The unions claimed a "substantial increase over inflation", and a minimum increase of £1,000 for each member of staff. When they submitted the claim, negotiators emphasised the anger felt by staff last year when the Director-General received an increase of 9.2%, compared to the 4% rise given to the Corporation's other employees.
In October, union members took part in a day of action, including an industrial stoppage, in protest at "fat cat" pay rises being given to senior managers.
As part of this year's claim, the unions have demanded that top BBC executives should be limited to the same pay increase as the rest of the staff, and have also called for any cash earmarked for individual performance pay increases to be transferred into the general across-the-board percentage rise.
When the claim was submitted in February, average earnings in the UK were rising at 4.1% per annum, and the unions argued that the BBC had plenty of scope to offer an adequate pay rise thanks to the 3.6% increase in the licence fee - well above the rate of inflation.
However, the management were expected to take a tough line over the so-called "headline increase" in order to avoid unfavourable publicity at a time when the licence fee is being reviewed by government. The union pay claim took account of this problem by including a number of demands that benefit staff, without adding to the published percentage pay rise.

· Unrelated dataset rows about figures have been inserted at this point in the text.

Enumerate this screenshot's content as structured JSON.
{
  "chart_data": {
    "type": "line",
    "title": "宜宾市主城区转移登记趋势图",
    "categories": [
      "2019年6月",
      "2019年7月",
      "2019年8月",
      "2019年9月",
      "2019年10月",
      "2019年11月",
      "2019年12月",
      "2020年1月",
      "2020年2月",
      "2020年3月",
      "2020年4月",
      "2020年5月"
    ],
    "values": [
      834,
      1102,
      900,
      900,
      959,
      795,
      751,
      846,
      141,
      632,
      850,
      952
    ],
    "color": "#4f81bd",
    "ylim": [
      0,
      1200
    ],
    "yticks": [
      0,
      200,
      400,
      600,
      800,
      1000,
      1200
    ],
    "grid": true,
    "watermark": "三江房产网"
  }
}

These "below the line" claims include the flat-rate minimum, and a call for last year's ACAS formula, which guaranteed five months' notice of redundancy, to be made permanent, instead of expiring this year.
One part of the union claim, an extension of the scheme for preferential pension discounts which is due to expire in July 1999, has already been conceded by management, with a promise that the arrangements will continue until December 2000.
Although the 1999 pay offer has yet to be tabled, management have already rejected a union effort to keep staff employed by Resources Limited within the Corporation's main pay bargaining structure.
When the company was set up last year the BBC made a promise that the thousands of staff transferred in to it would remain covered by BBC pay rates until July 2000. It now looks likely that Resources management will push for separate pay bargaining from next year - a move that BECTU will continue to resist.